The research framework we describe in this article focuses on the potential for interactions between aging and environmental exposures to produce adverse health effects in older adults. This research program will generate data on exposures that the aging population experiences and the subsequent pharmacokinetic and target organ responses, with the goal of providing a better understanding of the environmental health risks associated with aging in healthy or compromised older adults.
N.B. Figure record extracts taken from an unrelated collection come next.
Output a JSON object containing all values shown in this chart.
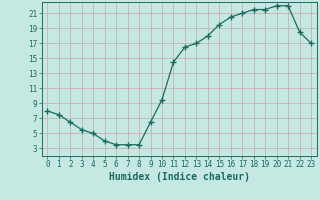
{
  "x": [
    0,
    1,
    2,
    3,
    4,
    5,
    6,
    7,
    8,
    9,
    10,
    11,
    12,
    13,
    14,
    15,
    16,
    17,
    18,
    19,
    20,
    21,
    22,
    23
  ],
  "y": [
    8,
    7.5,
    6.5,
    5.5,
    5,
    4,
    3.5,
    3.5,
    3.5,
    6.5,
    9.5,
    14.5,
    16.5,
    17,
    18,
    19.5,
    20.5,
    21,
    21.5,
    21.5,
    22,
    22,
    18.5,
    17
  ],
  "line_color": "#1a6b5e",
  "marker": "+",
  "marker_size": 4,
  "bg_color": "#c5e8e2",
  "grid_color": "#b0d8d0",
  "xlabel": "Humidex (Indice chaleur)",
  "ylim": [
    2,
    22.5
  ],
  "xlim": [
    -0.5,
    23.5
  ],
  "yticks": [
    3,
    5,
    7,
    9,
    11,
    13,
    15,
    17,
    19,
    21
  ],
  "xticks": [
    0,
    1,
    2,
    3,
    4,
    5,
    6,
    7,
    8,
    9,
    10,
    11,
    12,
    13,
    14,
    15,
    16,
    17,
    18,
    19,
    20,
    21,
    22,
    23
  ],
  "tick_fontsize": 5.5,
  "label_fontsize": 7.0
}
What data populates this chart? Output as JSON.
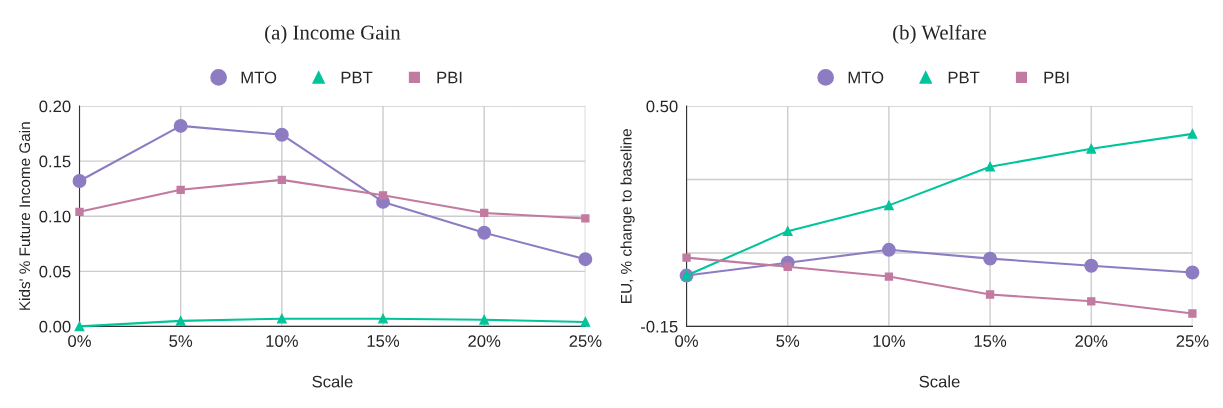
{
  "chart_data": [
    {
      "type": "line",
      "title": "(a) Income Gain",
      "xlabel": "Scale",
      "ylabel": "Kids' % Future Income Gain",
      "categories": [
        "0%",
        "5%",
        "10%",
        "15%",
        "20%",
        "25%"
      ],
      "ylim": [
        0,
        0.2
      ],
      "yticks": [
        {
          "value": 0,
          "label": "0.00"
        },
        {
          "value": 0.05,
          "label": "0.05"
        },
        {
          "value": 0.1,
          "label": "0.10"
        },
        {
          "value": 0.15,
          "label": "0.15"
        },
        {
          "value": 0.2,
          "label": "0.20"
        }
      ],
      "grid": true,
      "legend": "top",
      "series": [
        {
          "name": "MTO",
          "color": "#8e7cc3",
          "marker": "circle",
          "values": [
            0.132,
            0.182,
            0.174,
            0.113,
            0.085,
            0.061
          ]
        },
        {
          "name": "PBT",
          "color": "#00c49a",
          "marker": "triangle",
          "values": [
            0.0,
            0.005,
            0.007,
            0.007,
            0.006,
            0.004
          ]
        },
        {
          "name": "PBI",
          "color": "#c27ba0",
          "marker": "square",
          "values": [
            0.104,
            0.124,
            0.133,
            0.119,
            0.103,
            0.098
          ]
        }
      ]
    },
    {
      "type": "line",
      "title": "(b) Welfare",
      "xlabel": "Scale",
      "ylabel": "EU, % change to baseline",
      "categories": [
        "0%",
        "5%",
        "10%",
        "15%",
        "20%",
        "25%"
      ],
      "ylim": [
        -0.15,
        0.5
      ],
      "yticks": [
        {
          "value": -0.15,
          "label": "-0.15"
        },
        {
          "value": 0.0667,
          "label": null
        },
        {
          "value": 0.2833,
          "label": null
        },
        {
          "value": 0.5,
          "label": "0.50"
        }
      ],
      "grid": true,
      "legend": "top",
      "series": [
        {
          "name": "MTO",
          "color": "#8e7cc3",
          "marker": "circle",
          "values": [
            0.0,
            0.038,
            0.076,
            0.05,
            0.029,
            0.009
          ]
        },
        {
          "name": "PBT",
          "color": "#00c49a",
          "marker": "triangle",
          "values": [
            0.0,
            0.131,
            0.207,
            0.321,
            0.374,
            0.418
          ]
        },
        {
          "name": "PBI",
          "color": "#c27ba0",
          "marker": "square",
          "values": [
            0.053,
            0.026,
            -0.003,
            -0.056,
            -0.076,
            -0.112
          ]
        }
      ]
    }
  ]
}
These data will be used to generate models and guidance on how to appropriately incorporate the differential susceptibility of this heterogeneous subpopulation into health promotion and intervention strategies to ameliorate risk from environmental exposures.

Now, still a few years away from the cresting of this demographic wave, is the time to anticipate, accommodate, and manage the environmental risks associated with this inevitable shift in American demographics toward an aging society.